21 January 2010

MI Group: Slash Business Taxes, Expand Sales Tax

ABC News



A group of Michigan business executives said Wednesday it's encouraging lawmakers to begin looking at restructuring taxes and improving the state's business climate this year.

Business Leaders for Michigan would like to slice the state's main business tax roughly in half. The lost money would be replaced by extending the state sales tax to a host of services, while dropping the sales tax rate from 6 percent to 5.5 percent.

The group also wants to reduce the size of the state government work force by 5 percent to 10 percent, shrink employee benefits and eliminate a 3 percent pay increase for most state workers set to take effect Oct. 1. State employees got no pay increase two years ago and a 1 percent raise last fall.

Group leaders said the proposed changes are painful but necessary.

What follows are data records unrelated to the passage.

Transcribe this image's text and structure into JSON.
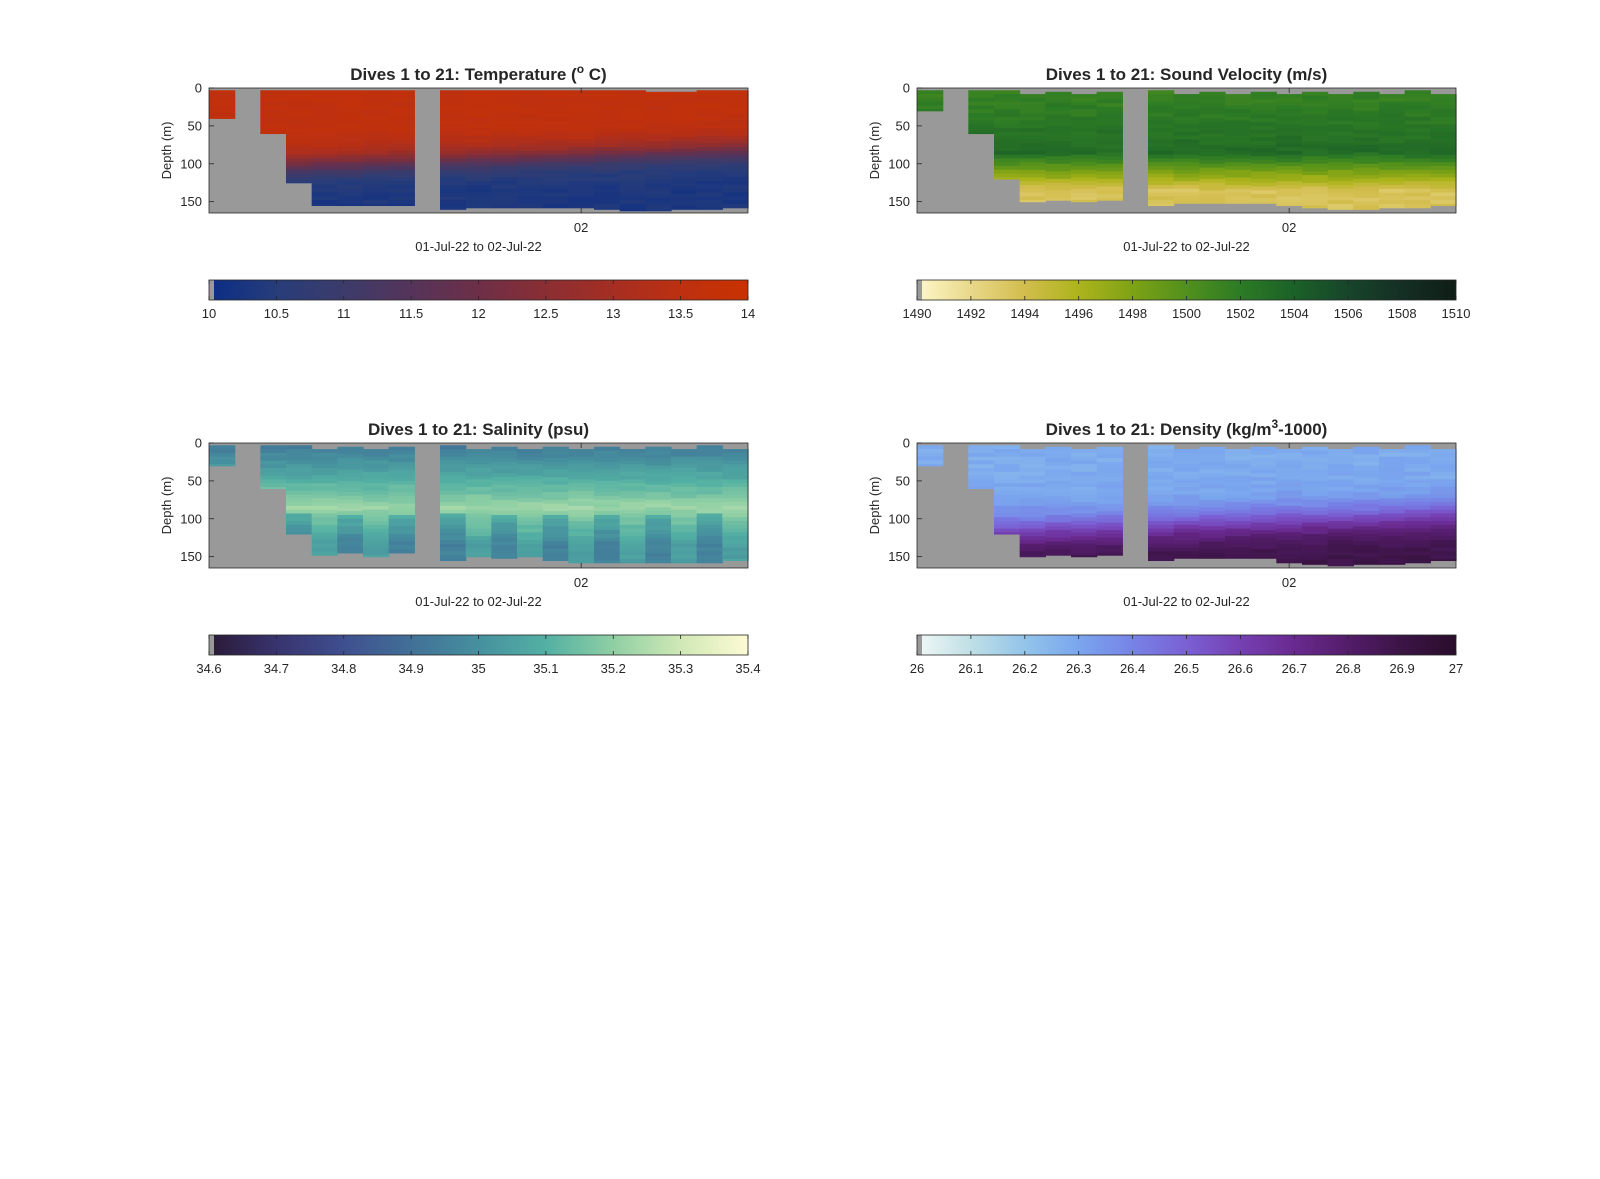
{
  "figure": {
    "background": "#ffffff",
    "missing_color": "#999999"
  },
  "chart_data": [
    {
      "type": "heatmap",
      "id": "temperature",
      "title_parts": [
        "Dives 1 to 21: Temperature (",
        "o",
        " C)"
      ],
      "title_sup": [
        false,
        true,
        false
      ],
      "ylabel": "Depth (m)",
      "xlabel": "01-Jul-22 to 02-Jul-22",
      "x_ticks": [
        {
          "dive": 15,
          "label": "02"
        }
      ],
      "y_ticks": [
        0,
        50,
        100,
        150
      ],
      "ylim": [
        0,
        165
      ],
      "y_reversed": true,
      "dives": 21,
      "missing_dives": [
        2,
        9
      ],
      "dive_max_depth": [
        40,
        0,
        60,
        125,
        155,
        155,
        155,
        155,
        0,
        160,
        158,
        158,
        158,
        158,
        158,
        160,
        162,
        162,
        160,
        160,
        158
      ],
      "dive_top_depth": [
        3,
        0,
        3,
        3,
        3,
        3,
        3,
        3,
        0,
        3,
        3,
        3,
        3,
        3,
        3,
        3,
        3,
        5,
        5,
        3,
        3
      ],
      "colorbar": {
        "min": 10,
        "max": 14,
        "ticks": [
          10,
          10.5,
          11,
          11.5,
          12,
          12.5,
          13,
          13.5,
          14
        ],
        "colors": [
          "#0b2d86",
          "#273d7a",
          "#3c3b6a",
          "#55345a",
          "#6d2f47",
          "#8a2e33",
          "#a52e22",
          "#bd3010",
          "#c93200"
        ]
      },
      "profile": {
        "surface_value": 13.6,
        "deep_value": 10.3,
        "thermocline_center": 95,
        "thermocline_width": 22
      }
    },
    {
      "type": "heatmap",
      "id": "sound-velocity",
      "title_parts": [
        "Dives 1 to 21: Sound Velocity (m/s)"
      ],
      "title_sup": [
        false
      ],
      "ylabel": "Depth (m)",
      "xlabel": "01-Jul-22 to 02-Jul-22",
      "x_ticks": [
        {
          "dive": 15,
          "label": "02"
        }
      ],
      "y_ticks": [
        0,
        50,
        100,
        150
      ],
      "ylim": [
        0,
        165
      ],
      "y_reversed": true,
      "dives": 21,
      "missing_dives": [
        2,
        9
      ],
      "dive_max_depth": [
        30,
        0,
        60,
        120,
        150,
        148,
        150,
        148,
        0,
        155,
        152,
        152,
        152,
        152,
        155,
        158,
        160,
        160,
        158,
        158,
        155
      ],
      "dive_top_depth": [
        3,
        0,
        3,
        3,
        8,
        5,
        8,
        5,
        0,
        3,
        8,
        5,
        8,
        5,
        8,
        5,
        8,
        5,
        8,
        3,
        8
      ],
      "colorbar": {
        "min": 1490,
        "max": 1510,
        "ticks": [
          1490,
          1492,
          1494,
          1496,
          1498,
          1500,
          1502,
          1504,
          1506,
          1508,
          1510
        ],
        "colors": [
          "#fdf8c8",
          "#e9d88a",
          "#d2bd4d",
          "#adb41c",
          "#7ea215",
          "#51901d",
          "#2c7b25",
          "#1b6128",
          "#17452a",
          "#142f24",
          "#0f1d16"
        ]
      },
      "profile": {
        "surface_value": 1501.2,
        "deep_value": 1493.6,
        "peak_value": 1503.2,
        "peak_depth": 85
      }
    },
    {
      "type": "heatmap",
      "id": "salinity",
      "title_parts": [
        "Dives 1 to 21: Salinity (psu)"
      ],
      "title_sup": [
        false
      ],
      "ylabel": "Depth (m)",
      "xlabel": "01-Jul-22 to 02-Jul-22",
      "x_ticks": [
        {
          "dive": 15,
          "label": "02"
        }
      ],
      "y_ticks": [
        0,
        50,
        100,
        150
      ],
      "ylim": [
        0,
        165
      ],
      "y_reversed": true,
      "dives": 21,
      "missing_dives": [
        2,
        9
      ],
      "dive_max_depth": [
        30,
        0,
        60,
        120,
        148,
        145,
        150,
        145,
        0,
        155,
        150,
        152,
        150,
        155,
        158,
        158,
        158,
        158,
        158,
        158,
        155
      ],
      "dive_top_depth": [
        3,
        0,
        3,
        3,
        8,
        5,
        8,
        5,
        0,
        3,
        8,
        5,
        8,
        5,
        8,
        5,
        8,
        5,
        8,
        3,
        8
      ],
      "colorbar": {
        "min": 34.6,
        "max": 35.4,
        "ticks": [
          34.6,
          34.7,
          34.8,
          34.9,
          35,
          35.1,
          35.2,
          35.3,
          35.4
        ],
        "colors": [
          "#2a1a36",
          "#38336e",
          "#3f4f8f",
          "#417097",
          "#46909e",
          "#53b0a3",
          "#8fcfa4",
          "#d0e8b6",
          "#fdfbd3"
        ]
      },
      "profile": {
        "surface_value": 34.92,
        "deep_value": 35.05,
        "peak_value": 35.22,
        "peak_depth": 85
      }
    },
    {
      "type": "heatmap",
      "id": "density",
      "title_parts": [
        "Dives 1 to 21: Density (kg/m",
        "3",
        "-1000)"
      ],
      "title_sup": [
        false,
        true,
        false
      ],
      "ylabel": "Depth (m)",
      "xlabel": "01-Jul-22 to 02-Jul-22",
      "x_ticks": [
        {
          "dive": 15,
          "label": "02"
        }
      ],
      "y_ticks": [
        0,
        50,
        100,
        150
      ],
      "ylim": [
        0,
        165
      ],
      "y_reversed": true,
      "dives": 21,
      "missing_dives": [
        2,
        9
      ],
      "dive_max_depth": [
        30,
        0,
        60,
        120,
        150,
        148,
        150,
        148,
        0,
        155,
        152,
        152,
        152,
        152,
        158,
        160,
        162,
        160,
        160,
        158,
        155
      ],
      "dive_top_depth": [
        3,
        0,
        3,
        3,
        8,
        5,
        8,
        5,
        0,
        3,
        8,
        5,
        8,
        5,
        8,
        5,
        8,
        5,
        8,
        3,
        8
      ],
      "colorbar": {
        "min": 26,
        "max": 27,
        "ticks": [
          26,
          26.1,
          26.2,
          26.3,
          26.4,
          26.5,
          26.6,
          26.7,
          26.8,
          26.9,
          27
        ],
        "colors": [
          "#f0f8f6",
          "#bfdfe6",
          "#93c4ea",
          "#7aa6ee",
          "#7783e6",
          "#7a60d4",
          "#7540b2",
          "#692a8f",
          "#531c69",
          "#3b1445",
          "#2a0d2b"
        ]
      },
      "profile": {
        "surface_value": 26.28,
        "deep_value": 26.9,
        "thermocline_center": 110,
        "thermocline_width": 30
      }
    }
  ]
}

"We're in a situation where Michigan is going to have to take some bold steps," said David Joos, CEO of CMS Energy. "We've got to make some changes."

The suggestions, first unveiled last September, are among the ideas being floated by a number of groups as Michigan looks for ways to deal with a deficit that could be at least $1.6 billion when federal recovery money largely disappears. State coffers also will see the drainage of hundreds of millions of dollars in tax breaks.

The outlook for 2010 is a pattern seen often in recent years, as the state has struggled to make spending and falling revenue match up. Democratic Gov. Jennifer Granholm, Democrats who run the House and Republicans who lead the Senate have settled on patchwork, temporary budget fixes mainly because they haven't been able to agree on longer-term solutions.

That has left the 2010-2011 budget mess unresolved entering a key election year when Michigan voters will pick a new governor and every one of the Legislature's 148 seats are up for grabs.

Groups such as Business Leaders for Michigan are starting to insist that solving the state's budget problems shouldn't wait for new officials to take office in 2011.

"It's a political year," said Doug Rothwell, Business Leaders for Michigan president. "It's an election year. We all realize that. But we can't afford to wait."

The group of 75 business and university leaders says the state can't just focus on cutting spending or increasing revenue. It also must remove barriers so school districts and local governments can save money by sharing more services, require public employees to pay a larger share of health care costs and change the way the state's criminal justice system works so prison costs can be brought down.

The group says its plan, which would eliminate the 22 percent surcharge on the state's corporate business tax and then reduce the overall business tax rate, would be revenue-neutral this year. But the state likely would collect more money from the sales tax in subsequent years.

Michigan could become more attractive for corporations if the business tax were reduced.

Other groups have suggested letting voters decide this year if they support a switch to a graduated income tax rather than the flat rate Michigan now has. The tax would be designed to bring in more revenue.

Granholm hasn't signed on yet to any particular plan, but she said last month in her year-end interview that she would support a "grand bargain" to revamp Michigan's tax structure if enough Republicans, Democrats and other groups are on board.

Just how far the governor is willing to go could be evident when she delivers her annual State of the State address Feb. 3 and delivers her proposed 2010-2011 budget to lawmakers a week later.